Now, five days before Liberia's first postwar elections, things are calm. Liberia has the most UN peacekeepers per capita in the world. In the past few years the UN Mission to Liberia (UNMIL) has disarmed thousands of former fighters, and launched various campaigns to reintegrate them into society.
But despite the efforts, many of these veterans are still jobless and considered to be vulnerable to recruitment by their former rebel leaders, or even by leaders of other armed groups in neighboring countries. Indeed, experts say, whether Liberia's ex-combatants can be enticed to fight again is one of the biggest questions for stability in a region with multiple conflicts. "There's a lot of good potential in Liberia right now," says Corinne Dufka, a West Africa researcher for Human Rights Watch. "But the large concentration of people vulnerable to recruitment is a major risk factor."
Creating jobs for this segment of society is a top campaign issue for the 22 candidates vying for the presidency, but with 85 percent unemployment, the task facing the new government will be huge.
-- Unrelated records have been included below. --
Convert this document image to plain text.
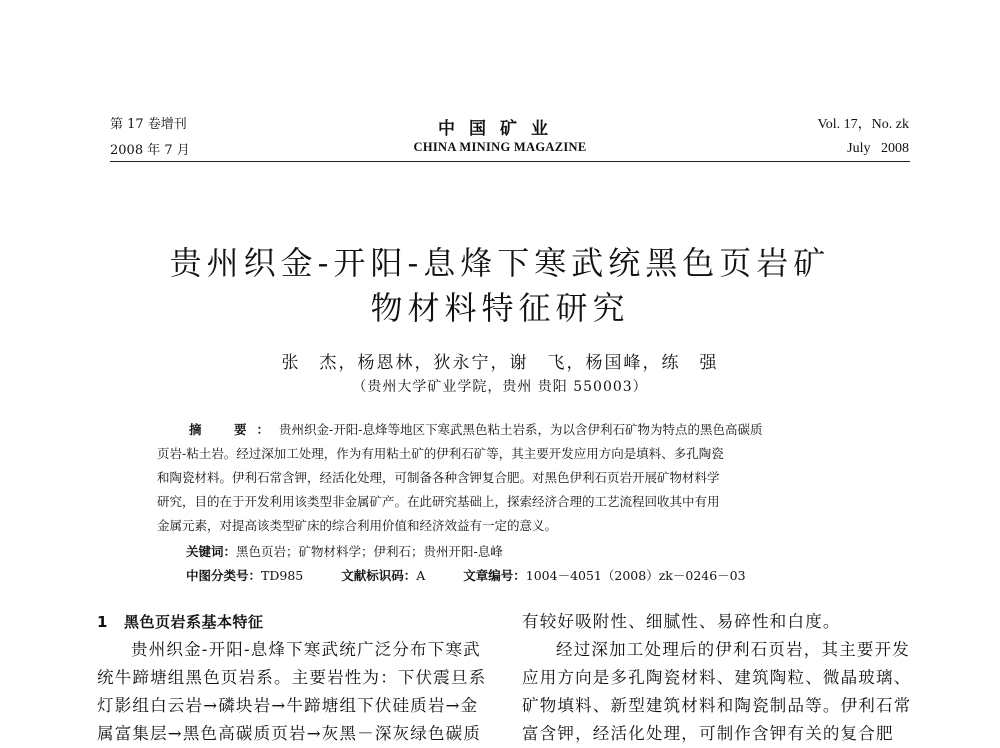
第 17 卷增刊
2008 年 7 月
中国矿业
CHINA MINING MAGAZINE
Vol. 17，No. zk
July   2008
贵州织金-开阳-息烽下寒武统黑色页岩矿
物材料特征研究
张　杰，杨恩林，狄永宁，谢　飞，杨国峰，练　强
（贵州大学矿业学院，贵州 贵阳 550003）
摘　要：贵州织金-开阳-息烽等地区下寒武黑色粘土岩系，为以含伊利石矿物为特点的黑色高碳质
页岩-粘土岩。经过深加工处理，作为有用粘土矿的伊利石矿等，其主要开发应用方向是填料、多孔陶瓷
和陶瓷材料。伊利石常含钾，经活化处理，可制备各种含钾复合肥。对黑色伊利石页岩开展矿物材料学
研究，目的在于开发利用该类型非金属矿产。在此研究基础上，探索经济合理的工艺流程回收其中有用
金属元素，对提高该类型矿床的综合利用价值和经济效益有一定的意义。
关键词：黑色页岩；矿物材料学；伊利石；贵州开阳-息峰
中图分类号：TD985	文献标识码：A	文章编号：1004－4051（2008）zk－0246－03
1 黑色页岩系基本特征
贵州织金-开阳-息烽下寒武统广泛分布下寒武
统牛蹄塘组黑色页岩系。主要岩性为：下伏震旦系
灯影组白云岩→磷块岩→牛蹄塘组下伏硅质岩→金
属富集层→黑色高碳质页岩→灰黑－深灰绿色碳质
有较好吸附性、细腻性、易碎性和白度。
经过深加工处理后的伊利石页岩，其主要开发
应用方向是多孔陶瓷材料、建筑陶粒、微晶玻璃、
矿物填料、新型建筑材料和陶瓷制品等。伊利石常
富含钾，经活化处理，可制作含钾有关的复合肥
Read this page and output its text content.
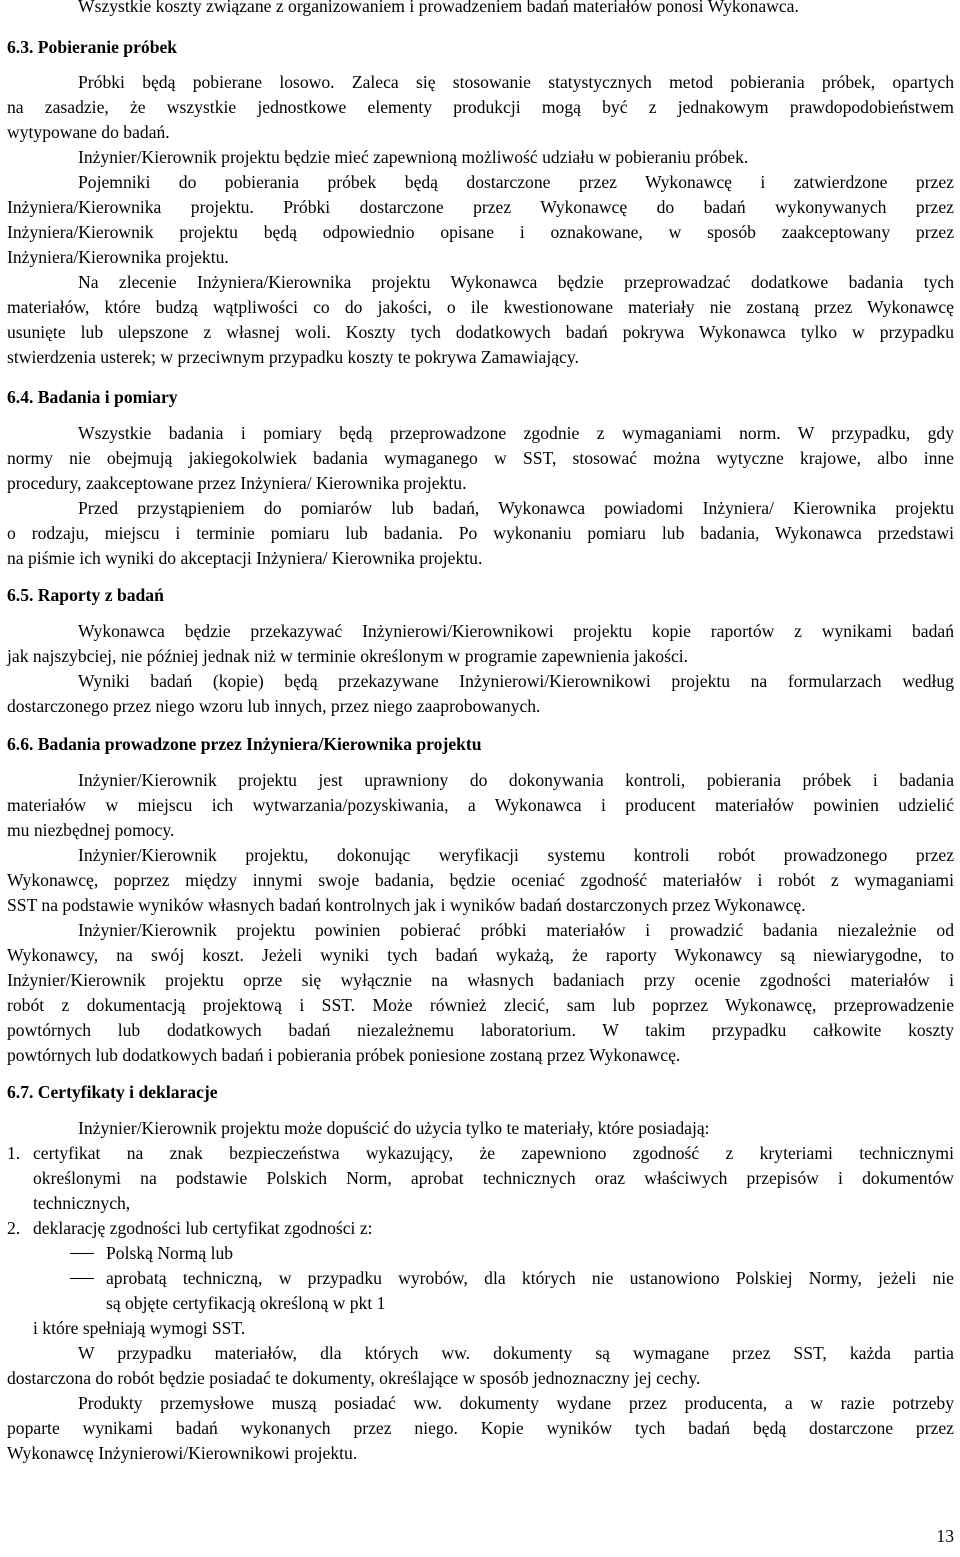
Wszystkie koszty związane z organizowaniem i prowadzeniem badań materiałów ponosi Wykonawca.

6.3. Pobieranie próbek

Próbki będą pobierane losowo. Zaleca się stosowanie statystycznych metod pobierania próbek, opartych

na zasadzie, że wszystkie jednostkowe elementy produkcji mogą być z jednakowym prawdopodobieństwem

wytypowane do badań.

Inżynier/Kierownik projektu będzie mieć zapewnioną możliwość udziału w pobieraniu próbek.

Pojemniki do pobierania próbek będą dostarczone przez Wykonawcę i zatwierdzone przez

Inżyniera/Kierownika projektu. Próbki dostarczone przez Wykonawcę do badań wykonywanych przez

Inżyniera/Kierownik projektu będą odpowiednio opisane i oznakowane, w sposób zaakceptowany przez

Inżyniera/Kierownika projektu.

Na zlecenie Inżyniera/Kierownika projektu Wykonawca będzie przeprowadzać dodatkowe badania tych

materiałów, które budzą wątpliwości co do jakości, o ile kwestionowane materiały nie zostaną przez Wykonawcę

usunięte lub ulepszone z własnej woli. Koszty tych dodatkowych badań pokrywa Wykonawca tylko w przypadku

stwierdzenia usterek; w przeciwnym przypadku koszty te pokrywa Zamawiający.

6.4. Badania i pomiary

Wszystkie badania i pomiary będą przeprowadzone zgodnie z wymaganiami norm. W przypadku, gdy

normy nie obejmują jakiegokolwiek badania wymaganego w SST, stosować można wytyczne krajowe, albo inne

procedury, zaakceptowane przez Inżyniera/ Kierownika projektu.

Przed przystąpieniem do pomiarów lub badań, Wykonawca powiadomi Inżyniera/ Kierownika projektu

o rodzaju, miejscu i terminie pomiaru lub badania. Po wykonaniu pomiaru lub badania, Wykonawca przedstawi

na piśmie ich wyniki do akceptacji Inżyniera/ Kierownika projektu.

6.5. Raporty z badań

Wykonawca będzie przekazywać Inżynierowi/Kierownikowi projektu kopie raportów z wynikami badań

jak najszybciej, nie później jednak niż w terminie określonym w programie zapewnienia jakości.

Wyniki badań (kopie) będą przekazywane Inżynierowi/Kierownikowi projektu na formularzach według

dostarczonego przez niego wzoru lub innych, przez niego zaaprobowanych.

6.6. Badania prowadzone przez Inżyniera/Kierownika projektu

Inżynier/Kierownik projektu jest uprawniony do dokonywania kontroli, pobierania próbek i badania

materiałów w miejscu ich wytwarzania/pozyskiwania, a Wykonawca i producent materiałów powinien udzielić

mu niezbędnej pomocy.

Inżynier/Kierownik projektu, dokonując weryfikacji systemu kontroli robót prowadzonego przez

Wykonawcę, poprzez między innymi swoje badania, będzie oceniać zgodność materiałów i robót z wymaganiami

SST na podstawie wyników własnych badań kontrolnych jak i wyników badań dostarczonych przez Wykonawcę.

Inżynier/Kierownik projektu powinien pobierać próbki materiałów i prowadzić badania niezależnie od

Wykonawcy, na swój koszt. Jeżeli wyniki tych badań wykażą, że raporty Wykonawcy są niewiarygodne, to

Inżynier/Kierownik projektu oprze się wyłącznie na własnych badaniach przy ocenie zgodności materiałów i

robót z dokumentacją projektową i SST. Może również zlecić, sam lub poprzez Wykonawcę, przeprowadzenie

powtórnych lub dodatkowych badań niezależnemu laboratorium. W takim przypadku całkowite koszty

powtórnych lub dodatkowych badań i pobierania próbek poniesione zostaną przez Wykonawcę.

6.7. Certyfikaty i deklaracje

Inżynier/Kierownik projektu może dopuścić do użycia tylko te materiały, które posiadają:

1. certyfikat na znak bezpieczeństwa wykazujący, że zapewniono zgodność z kryteriami technicznymi

określonymi na podstawie Polskich Norm, aprobat technicznych oraz właściwych przepisów i dokumentów

technicznych,

2. deklarację zgodności lub certyfikat zgodności z:

Polską Normą lub

aprobatą techniczną, w przypadku wyrobów, dla których nie ustanowiono Polskiej Normy, jeżeli nie

są objęte certyfikacją określoną w pkt 1

i które spełniają wymogi SST.

W przypadku materiałów, dla których ww. dokumenty są wymagane przez SST, każda partia

dostarczona do robót będzie posiadać te dokumenty, określające w sposób jednoznaczny jej cechy.

Produkty przemysłowe muszą posiadać ww. dokumenty wydane przez producenta, a w razie potrzeby

poparte wynikami badań wykonanych przez niego. Kopie wyników tych badań będą dostarczone przez

Wykonawcę Inżynierowi/Kierownikowi projektu.

13
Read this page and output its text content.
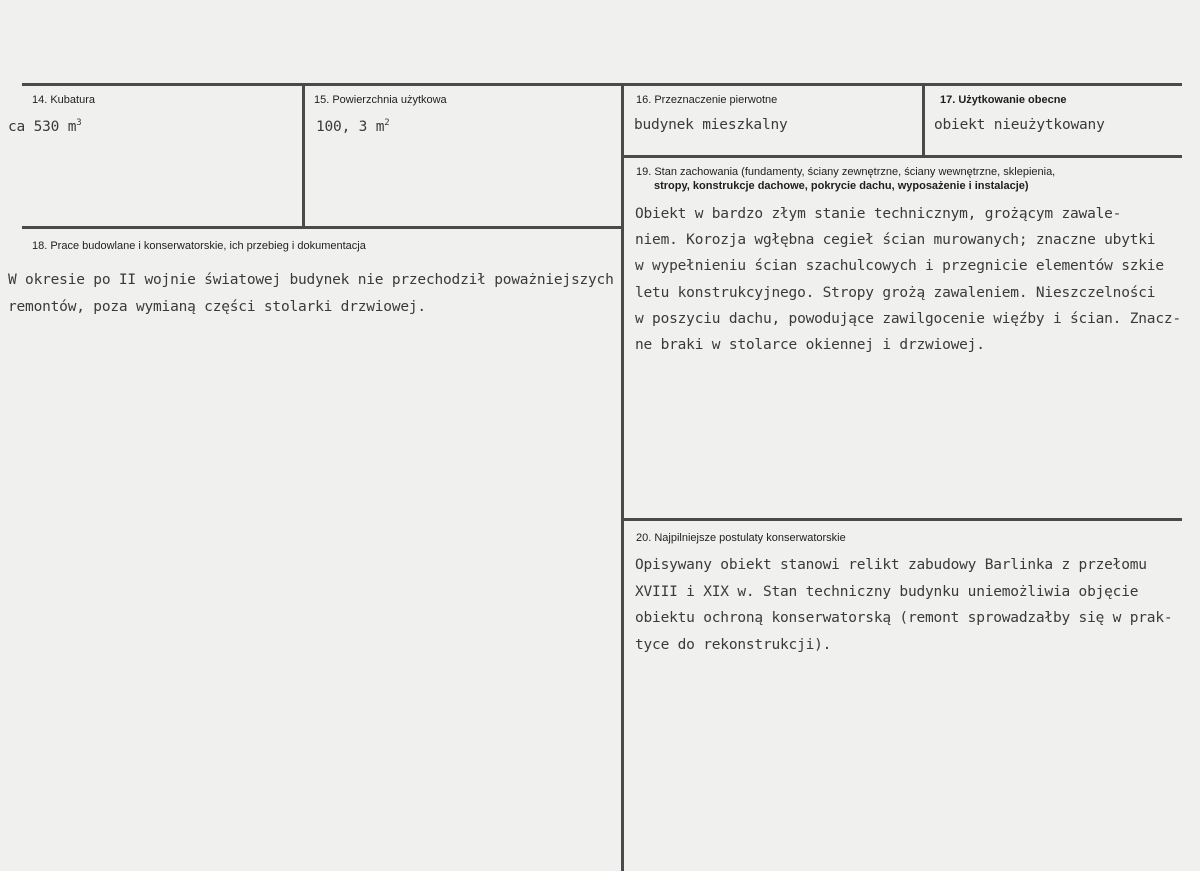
14. Kubatura
ca 530 $m^3$
15. Powierzchnia użytkowa
100, 3 $m^2$
16. Przeznaczenie pierwotne
budynek mieszkalny
17. Użytkowanie obecne
obiekt nieużytkowany
18. Prace budowlane i konserwatorskie, ich przebieg i dokumentacja
W okresie po II wojnie światowej budynek nie przechodził poważniejszych
remontów, poza wymianą części stolarki drzwiowej.
19. Stan zachowania (fundamenty, ściany zewnętrzne, ściany wewnętrzne, sklepienia,
stropy, konstrukcje dachowe, pokrycie dachu, wyposażenie i instalacje)
Obiekt w bardzo złym stanie technicznym, grożącym zawale-
niem. Korozja wgłębna cegieł ścian murowanych; znaczne ubytki
w wypełnieniu ścian szachulcowych i przegnicie elementów szkie
letu konstrukcyjnego. Stropy grożą zawaleniem. Nieszczelności
w poszyciu dachu, powodujące zawilgocenie więźby i ścian. Znacz-
ne braki w stolarce okiennej i drzwiowej.
20. Najpilniejsze postulaty konserwatorskie
Opisywany obiekt stanowi relikt zabudowy Barlinka z przełomu
XVIII i XIX w. Stan techniczny budynku uniemożliwia objęcie
obiektu ochroną konserwatorską (remont sprowadzałby się w prak-
tyce do rekonstrukcji).
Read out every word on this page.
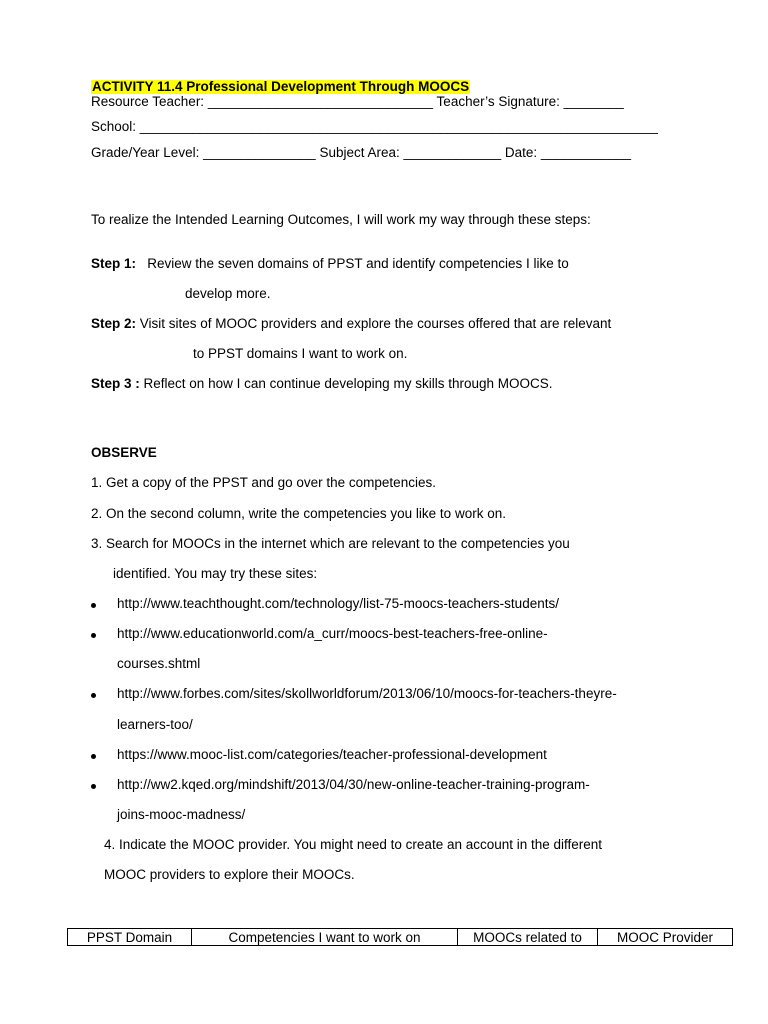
ACTIVITY 11.4 Professional Development Through MOOCS
Resource Teacher: ______________________________ Teacher’s Signature: ________
School: _____________________________________________________________________
Grade/Year Level: _______________ Subject Area: _____________ Date: ____________
To realize the Intended Learning Outcomes, I will work my way through these steps:
Step 1: Review the seven domains of PPST and identify competencies I like to
develop more.
Step 2: Visit sites of MOOC providers and explore the courses offered that are relevant
to PPST domains I want to work on.
Step 3 : Reflect on how I can continue developing my skills through MOOCS.
OBSERVE
1. Get a copy of the PPST and go over the competencies.
2. On the second column, write the competencies you like to work on.
3. Search for MOOCs in the internet which are relevant to the competencies you
identified. You may try these sites:
http://www.teachthought.com/technology/list-75-moocs-teachers-students/
http://www.educationworld.com/a_curr/moocs-best-teachers-free-online-
courses.shtml
http://www.forbes.com/sites/skollworldforum/2013/06/10/moocs-for-teachers-theyre-
learners-too/
https://www.mooc-list.com/categories/teacher-professional-development
http://ww2.kqed.org/mindshift/2013/04/30/new-online-teacher-training-program-
joins-mooc-madness/
4. Indicate the MOOC provider. You might need to create an account in the different
MOOC providers to explore their MOOCs.
PPST Domain	Competencies I want to work on	MOOCs related to	MOOC Provider
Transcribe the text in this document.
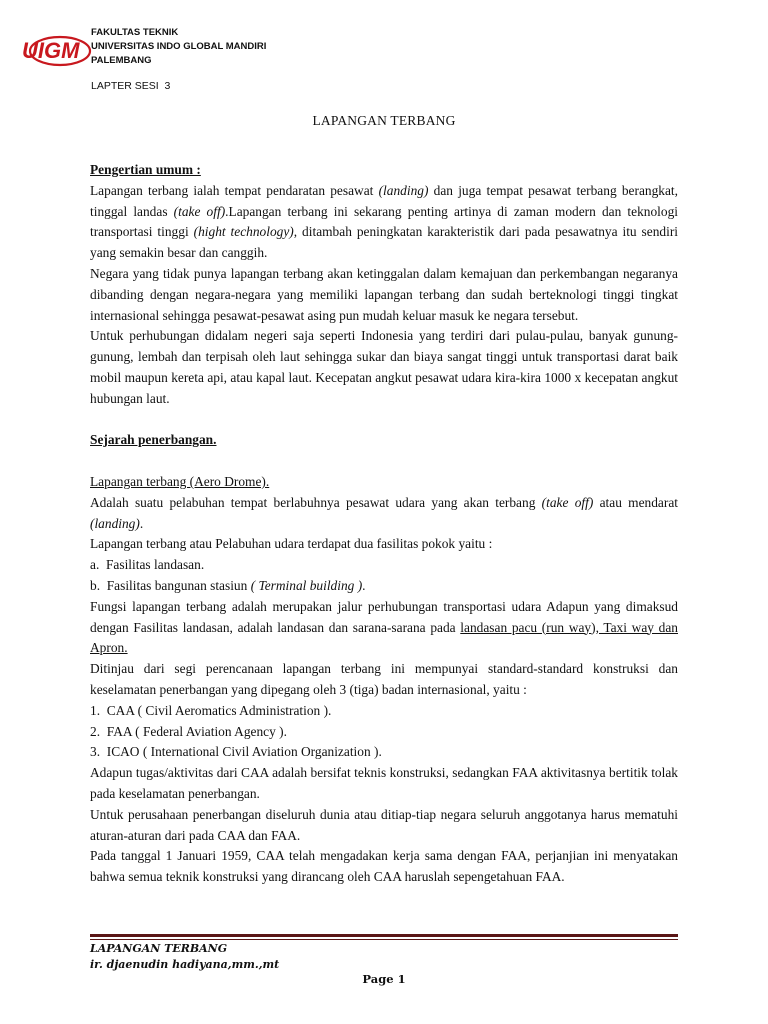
UIGM
FAKULTAS TEKNIK
UNIVERSITAS INDO GLOBAL MANDIRI
PALEMBANG
LAPTER SESI  3
LAPANGAN TERBANG

Pengertian umum :

Lapangan terbang ialah tempat pendaratan pesawat (landing) dan juga tempat pesawat terbang berangkat, tinggal landas (take off).Lapangan terbang ini sekarang penting artinya di zaman modern dan teknologi transportasi tinggi (hight technology), ditambah peningkatan karakteristik dari pada pesawatnya itu sendiri yang semakin besar dan canggih.

Negara yang tidak punya lapangan terbang akan ketinggalan dalam kemajuan dan perkembangan negaranya dibanding dengan negara-negara yang memiliki lapangan terbang dan sudah berteknologi tinggi tingkat internasional sehingga pesawat-pesawat asing pun mudah keluar masuk ke negara tersebut.

Untuk perhubungan didalam negeri saja seperti Indonesia yang terdiri dari pulau-pulau, banyak gunung-gunung, lembah dan terpisah oleh laut sehingga sukar dan biaya sangat tinggi untuk transportasi darat baik mobil maupun kereta api, atau kapal laut. Kecepatan angkut pesawat udara kira-kira 1000 x kecepatan angkut hubungan laut.

Sejarah penerbangan.

Lapangan terbang (Aero Drome).

Adalah suatu pelabuhan tempat berlabuhnya pesawat udara yang akan terbang (take off) atau mendarat (landing).

Lapangan terbang atau Pelabuhan udara terdapat dua fasilitas pokok yaitu :

a.  Fasilitas landasan.

b.  Fasilitas bangunan stasiun ( Terminal building ).

Fungsi lapangan terbang adalah merupakan jalur perhubungan transportasi udara Adapun yang dimaksud dengan Fasilitas landasan, adalah landasan dan sarana-sarana pada landasan pacu (run way), Taxi way dan Apron.

Ditinjau dari segi perencanaan lapangan terbang ini mempunyai standard-standard konstruksi dan keselamatan penerbangan yang dipegang oleh 3 (tiga) badan internasional, yaitu :

1.  CAA ( Civil Aeromatics Administration ).

2.  FAA ( Federal Aviation Agency ).

3.  ICAO ( International Civil Aviation Organization ).

Adapun tugas/aktivitas dari CAA adalah bersifat teknis konstruksi, sedangkan FAA aktivitasnya bertitik tolak pada keselamatan penerbangan.

Untuk perusahaan penerbangan diseluruh dunia atau ditiap-tiap negara seluruh anggotanya harus mematuhi aturan-aturan dari pada CAA dan FAA.

Pada tanggal 1 Januari 1959, CAA telah mengadakan kerja sama dengan FAA, perjanjian ini menyatakan bahwa semua teknik konstruksi yang dirancang oleh CAA haruslah sepengetahuan FAA.

LAPANGAN TERBANG
ir. djaenudin hadiyana,mm.,mt
Page 1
Kanneh and his friends now hustle in the streets of Monrovia - hawking stolen goods, finding prostitutes for rich hotel guests, smoking marijuana. He went to a UN reintegration program. But after 14 years of war, he says, "they talk to you for five days" and show "Jesus videos" about redemption.
When Kanneh fought for former Liberian strongman Charles Taylor, he remembers sleeping in the bush a lot. There's the time when "my close personal friend was killed." He adds quietly, "it could have been me." But because of fighting that day, Kanneh had to "just put leaves over him and go."
The central problem over the past decade in this part of West Africa has been one country's willingness to actively meddle in the affairs of another, observers say.
Ivory Coast, for instance, backed Liberian rebels starting in at least 1989. Liberians later supported rebels in Sierra Leone, which retaliated by backing Liberian insurgents. Guinea also supported rebels in Liberia, which in turn backed fighters in Ivory Coast. And so forth. The young and vulnerable - who had no other employment options and little connection with the calming influence of elders - became foot soldiers in these brutal wars. But with the forced exit of Mr. Taylor in 2003, among other things, calm began to emerge.
For Kanneh the end of wars meant going to the UN program and, briefly, to a UN-sponsored vocational school, where he was supposed to learn masonry skills. But the school lacked good equipment. It was "only theory, no practicality," he says. He soon left.
Like many well-intentioned UN programs, the disarmament and reintegration suffered from a lack of funding and solid strategy, observers say. "Disarmament didn't really happen," says Taya Weiss, a consultant who has traveled widely in the region for the Institute for Security Studies in Pretoria, South Africa. "A lot of weapons were taken over the border into Guinea."
Also, agents from Ivory Coast and Guinea are now reportedly recruiting in Liberia - paying between $200 and $400 to entice young fighters into going on "missions."
"There are people on stand-by," says J. Aloysius Toe, head of the Foundation for Human Rights and Democracy in Monrovia. "If they are called to arms, they will go, without questioning the cause."
Yet there are former-soldier success stories that provide some hope. Spencer Smith's is one of them. Like Kanneh, this 26-year-old fought for Taylor. Unlike Kanneh, he's scheduled to complete his masonry classes in December - and expects to get enough work to support his wife and two kids. "They fooled us" once, he says of the warlords. But they won't do it again. "I know my right from my wrong," says Smith, whose legs are dusted with powdered concrete after a day of masonry work. "If someone brought a whole carton of money to me to go back in the bush, I would say no."